苗木作り

アボカドの苗木作り

アボカドの苗木を手に入れるには... と進めたいところですが、あまりにもマイナーな作物なため一般の苗木店で入手するのは困難みたいです。そのため、基本的に自分で苗木を作ることになりますが、接ぎ木の仕方を覚えればそんなに難しくないんだそうです。ただ、接ぎ木をしてまでも... という方は、とりあえず実生栽培をしてみてはいかがですか?

タネはスーパーで一年中売られているメキシコ産などのアボカドを買ってきて播種すれば良いんですが、このスーパーでよく見かける「ハス」と言われる種類のアボカドの苗木は耐寒性に弱く、マイナス2℃以下になると凍死してしまいます。寒冷地でなければ、この品種のタネから苗木を作ることもできますが、拘るのであれば「ベーコン」など耐寒性に強い品種の果実を買ってきて台木にすると良いかもしれません。私の住む埼玉県南部では、真冬に霜が降りることもありますが、「ハス」の実生でも育っています。

一般的に播種は10〜11月に行い、種皮を剥ぎ、タネの頂点を少し削り取ると発芽率が良くなります。
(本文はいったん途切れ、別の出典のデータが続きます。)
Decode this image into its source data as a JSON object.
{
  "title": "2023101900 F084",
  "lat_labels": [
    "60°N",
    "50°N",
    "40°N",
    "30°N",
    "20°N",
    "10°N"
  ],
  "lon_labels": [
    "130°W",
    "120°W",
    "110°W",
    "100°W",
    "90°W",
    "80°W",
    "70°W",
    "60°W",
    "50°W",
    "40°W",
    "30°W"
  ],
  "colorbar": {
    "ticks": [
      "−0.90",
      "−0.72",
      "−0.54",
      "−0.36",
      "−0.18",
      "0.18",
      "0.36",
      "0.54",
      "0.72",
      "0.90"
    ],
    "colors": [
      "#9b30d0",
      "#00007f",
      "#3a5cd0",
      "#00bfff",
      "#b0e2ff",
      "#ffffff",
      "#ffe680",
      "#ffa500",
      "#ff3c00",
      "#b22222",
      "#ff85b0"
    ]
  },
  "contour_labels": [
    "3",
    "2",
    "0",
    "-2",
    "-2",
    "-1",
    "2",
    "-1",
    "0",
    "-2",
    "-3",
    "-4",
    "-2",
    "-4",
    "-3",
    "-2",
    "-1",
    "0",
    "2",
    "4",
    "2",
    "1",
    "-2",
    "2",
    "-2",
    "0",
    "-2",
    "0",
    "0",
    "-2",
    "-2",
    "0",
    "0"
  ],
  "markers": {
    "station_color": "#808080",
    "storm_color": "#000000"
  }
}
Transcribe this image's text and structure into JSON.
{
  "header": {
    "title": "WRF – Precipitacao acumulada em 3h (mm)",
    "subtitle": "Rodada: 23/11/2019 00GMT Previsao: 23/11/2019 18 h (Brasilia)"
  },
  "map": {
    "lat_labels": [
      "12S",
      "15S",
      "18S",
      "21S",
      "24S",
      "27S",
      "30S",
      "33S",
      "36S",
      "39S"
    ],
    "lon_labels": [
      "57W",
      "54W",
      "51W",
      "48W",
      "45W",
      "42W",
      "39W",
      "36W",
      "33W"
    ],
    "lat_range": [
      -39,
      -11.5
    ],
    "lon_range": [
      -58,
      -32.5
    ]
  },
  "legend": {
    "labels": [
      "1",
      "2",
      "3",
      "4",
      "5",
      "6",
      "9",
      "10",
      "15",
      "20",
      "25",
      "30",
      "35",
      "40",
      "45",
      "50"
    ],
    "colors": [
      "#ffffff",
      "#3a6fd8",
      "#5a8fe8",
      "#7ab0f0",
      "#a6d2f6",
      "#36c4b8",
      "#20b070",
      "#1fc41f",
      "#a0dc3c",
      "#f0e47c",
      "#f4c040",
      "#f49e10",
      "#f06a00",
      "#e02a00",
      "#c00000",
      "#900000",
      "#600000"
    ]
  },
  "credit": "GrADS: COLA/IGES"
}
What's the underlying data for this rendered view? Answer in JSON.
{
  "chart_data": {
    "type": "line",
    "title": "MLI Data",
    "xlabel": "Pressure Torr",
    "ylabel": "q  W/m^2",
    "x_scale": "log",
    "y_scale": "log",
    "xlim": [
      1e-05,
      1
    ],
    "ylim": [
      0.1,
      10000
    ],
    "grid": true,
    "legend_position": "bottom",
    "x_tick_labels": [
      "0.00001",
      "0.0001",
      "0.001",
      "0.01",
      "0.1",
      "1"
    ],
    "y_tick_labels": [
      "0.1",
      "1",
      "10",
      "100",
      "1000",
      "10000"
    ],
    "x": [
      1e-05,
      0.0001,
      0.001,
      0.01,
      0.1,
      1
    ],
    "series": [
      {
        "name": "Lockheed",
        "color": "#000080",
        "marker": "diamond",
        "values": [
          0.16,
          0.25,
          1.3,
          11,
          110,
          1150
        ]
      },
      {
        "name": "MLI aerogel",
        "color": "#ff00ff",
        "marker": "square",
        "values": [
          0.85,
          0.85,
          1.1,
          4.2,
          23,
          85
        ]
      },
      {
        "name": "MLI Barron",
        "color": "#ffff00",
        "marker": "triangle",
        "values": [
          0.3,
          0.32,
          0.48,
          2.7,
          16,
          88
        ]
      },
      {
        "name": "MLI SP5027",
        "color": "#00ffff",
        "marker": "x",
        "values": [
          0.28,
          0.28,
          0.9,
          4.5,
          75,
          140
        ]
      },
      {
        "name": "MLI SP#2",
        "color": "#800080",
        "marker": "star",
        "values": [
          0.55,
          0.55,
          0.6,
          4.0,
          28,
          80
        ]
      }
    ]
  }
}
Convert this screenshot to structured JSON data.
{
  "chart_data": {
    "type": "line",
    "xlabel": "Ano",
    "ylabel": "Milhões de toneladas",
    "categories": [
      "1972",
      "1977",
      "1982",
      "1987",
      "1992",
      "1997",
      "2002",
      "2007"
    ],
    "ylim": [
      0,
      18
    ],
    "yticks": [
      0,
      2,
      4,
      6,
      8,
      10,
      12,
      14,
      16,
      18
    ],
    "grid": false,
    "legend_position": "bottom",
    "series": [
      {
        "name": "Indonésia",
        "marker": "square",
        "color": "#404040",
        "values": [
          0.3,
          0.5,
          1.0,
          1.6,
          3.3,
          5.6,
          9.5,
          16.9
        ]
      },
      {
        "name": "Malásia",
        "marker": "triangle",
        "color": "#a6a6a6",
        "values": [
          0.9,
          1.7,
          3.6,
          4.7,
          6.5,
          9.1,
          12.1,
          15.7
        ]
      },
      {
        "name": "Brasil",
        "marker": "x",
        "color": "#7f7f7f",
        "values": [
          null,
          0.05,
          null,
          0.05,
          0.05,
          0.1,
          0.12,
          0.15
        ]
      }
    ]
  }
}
ただ、タネを切るときには胚に傷をつけないようにしましょう。タネの尖った頂部は5mmほど、平らな底部は2mmくらい薄く切り取ります。その後、傷口からの腐敗を防ぐために日陰で乾燥させます。

...とは書いてみたものの、このHPをみて頂ければ分かると思いますが、私の場合、発芽時は室内で温々と水耕栽培させておりますので、そんなことは全然気にしていません。1ヵ月で発芽することもあれば、1年経っても発芽しない場合もあります。

ちなみに接ぎ木をする場合は、水捌けの良い土を入れた容器にタネを入れ、25℃前後で管理すると2週間ほどで発芽します。台木にする「ベーコン」の果実が手に入るのは10月以降なので、すぐに播種して下さい。この時期になると寒くなってくるので、ビニールトンネルなどを利用し締め切った状態で蒸し込み発芽させます。そしてモヤシ状に伸ばして、ボールペンほどの太さになったら接ぎ木して下さい(1〜2月頃)。春になればビニールトンネルから外に出しても大丈夫ですが、急に直射日光に当てると日焼けをおこすので注意しましょう。



適した環境と管理

アボカド栽培を本格的に露地で行う場合は、柑橘系の果実を栽培できるところが適しています。その主たる条件を挙げると、南に面した緩斜面であること。気流の停滞がないこと。強風被害が少ないこと。水捌けが良く、水もちが良いこと。弱酸性であることです。鉢植え栽培であれば、水捌けの良い植木鉢に水もちの良い土を入れ、日当たりの良い南側に置いて、雨風の強い日には避難するなどすれば条件を満たせるはずです。

弱酸性(pH5.5)土壌を保つためには、石灰を散布して調整します。アボカドの産地であるカリフォルニアでは、アルカリ性の土壌のため鉄や亜鉛が不足するため微量元素の散布を行っています。pHがあまりにも高い場合はイオウ粉末を散布することもあるようですが、日本ではほとんど行われません。

ポットで育苗された接ぎ木や台木の植え付けは、遅霜の心配のない4〜5月頃に行います。長くポットに入れたままにしておくと底の部分で根がクルクルに丸まってしまうため、育苗はできるだけ短期間(約1年)に留めるようにします。アボカドは根が弱いので移植をあまり好みません。大きめの鉢に移植する場合は、根を傷めないように細心の注意が必要です。また、根が柔らかく切れやすいので、移植後は風で根元が揺すられないように支柱を立てると良いかもしれません。

アボカドを定植してからは霜に注意してください。霜にあたったり、雪が積もったりすると葉焼けをおこしてしまいます。霜が降りるということは気流が停滞しているということなので、鉢植えなら場所を移動して気流が停滞しないようにしましょう。

「ベーコン」などの直立性品種では、新梢がどんどん伸びていくので先端を摘芯し、側枝の生長を促し丸みを帯びた樹形に仕立てていきます。

アボカドは剪定しないと内部の枝が枯れてきます。枯れ枝が多くなると炭そ病の原因になるので、枯れ枝は取り除き樹冠内部が混み合わないようにします。枯れ枝ができてしまう原因は、太陽光線が不足している証拠なので、枝の間引き剪定を行って下さい。ただし、この剪定を真冬に行ってはいけません。理由は冷害を助長する(寒波から樹を守るには枝葉が必要)からで、暖かい地域であれば心配ないかもしれません。

実がなるのはちゃんとした苗木を購入して育てても5年はかかるので、我が家のような実生鉢植え栽培は初結実まで何年かかるか分かりません。どうか気長にお付き合い下さいね!